The frustration for United fans is the fact that there is another way. While the Glazers and new United CEO Richard Arnold prepare to be the talk of the town for another summer, there are options available right now who could revive the club’s season. Amadou Haidara is reportedly on Rangnick’s list of potential signings. The pair worked together during the German’s time at the head of the Red Bull football empire, with Haidara having played for both RB Leipzig and RB Salzburg.

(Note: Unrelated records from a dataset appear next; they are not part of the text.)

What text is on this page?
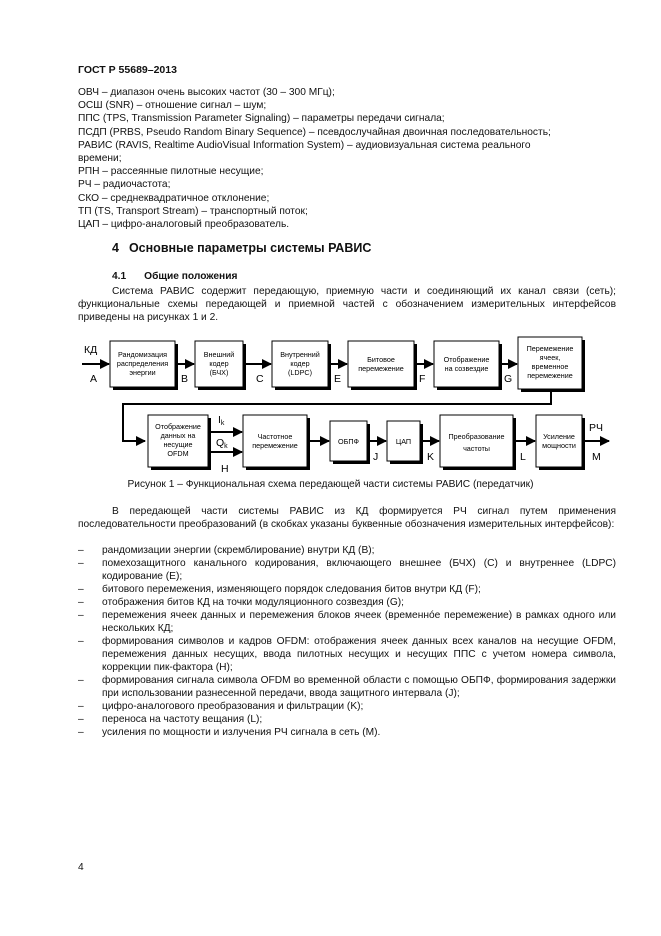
ГОСТ Р 55689–2013
ОВЧ – диапазон очень высоких частот (30 – 300 МГц);
ОСШ (SNR) – отношение сигнал – шум;
ППС (TPS, Transmission Parameter Signaling) – параметры передачи сигнала;
ПСДП (PRBS, Pseudo Random Binary Sequence) – псевдослучайная двоичная последовательность;
РАВИС (RAVIS, Realtime AudioVisual Information System) – аудиовизуальная система реального
времени;
РПН – рассеянные пилотные несущие;
РЧ – радиочастота;
СКО – среднеквадратичное отклонение;
ТП (TS, Transport Stream) – транспортный поток;
ЦАП – цифро-аналоговый преобразователь.
4 Основные параметры системы РАВИС
4.1 Общие положения
Система РАВИС содержит передающую, приемную части и соединяющий их канал связи (сеть); функциональные схемы передающей и приемной частей с обозначением измерительных интерфейсов приведены на рисунках 1 и 2.
Рандомизация
распределения
энергии
Внешний
кодер
(БЧХ)
Внутренний
кодер
(LDPC)
Битовое
перемежение
Отображение
на созвездие
Перемежение
ячеек,
временное
перемежение
КД
A	B	C	E	F	G
Отображение
данных на
несущие
OFDM
Частотное
перемежение	ОБПФ	ЦАП
Преобразование
частоты
Усиление
мощности
Ik
Qk
H
J	K	L
РЧ
M
Рисунок 1 – Функциональная схема передающей части системы РАВИС (передатчик)
В передающей части системы РАВИС из КД формируется РЧ сигнал путем применения последовательности преобразований (в скобках указаны буквенные обозначения измерительных интерфейсов):
– рандомизации энергии (скремблирование) внутри КД (B);
– помехозащитного канального кодирования, включающего внешнее (БЧХ) (C) и внутреннее (LDPC) кодирование (E);
– битового перемежения, изменяющего порядок следования битов внутри КД (F);
– отображения битов КД на точки модуляционного созвездия (G);
– перемежения ячеек данных и перемежения блоков ячеек (временнóе перемежение) в рамках одного или нескольких КД;
– формирования символов и кадров OFDM: отображения ячеек данных всех каналов на несущие OFDM, перемежения данных несущих, ввода пилотных несущих и несущих ППС с учетом номера символа, коррекции пик-фактора (H);
– формирования сигнала символа OFDM во временной области с помощью ОБПФ, формирования задержки при использовании разнесенной передачи, ввода защитного интервала (J);
– цифро-аналогового преобразования и фильтрации (K);
– переноса на частоту вещания (L);
– усиления по мощности и излучения РЧ сигнала в сеть (M).
4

Red Devils supporters will remember him scoring against them in a 3-2 defeat to Leipzig in 2020.

Haidara would not be a box office signing in the same way as Rice and Bellingham, but he is capable. At 23, he has his best years ahead of him and he has an understanding with a manager who has struggled to install his blueprint. Most importantly, he is available this month. If Manchester United were to finish outside the Premier League places, barring a fanciful winning of the Champions League, they might struggle to attract players of the profile of Rice and Bellingham. But getting a player through the door who would immediately improve this team could have a positive impact on more elaborate future transfer plans. You won’t prise away Declan Rice in January, but you can bring Amadou Haidara in and hope he can help you make the club more attractive long-term.

The “fetch me a superstar” model has not worked, that much is clear. For every Zlatan Ibrahimovic there has been a Bastian Schweinsteiger. For every Edinson Cavani, an Alexis Sanchez. Transfers that blow up social media tend to blow up in United’s face on the pitch. A fresh approach is long overdue, one that looks to build prestige rather than buying it. A more functional United on the field makes the club a more attractive commercial proposition off it. It remains to be seen whether the Glazers have the long-term vision needed to take such an approach.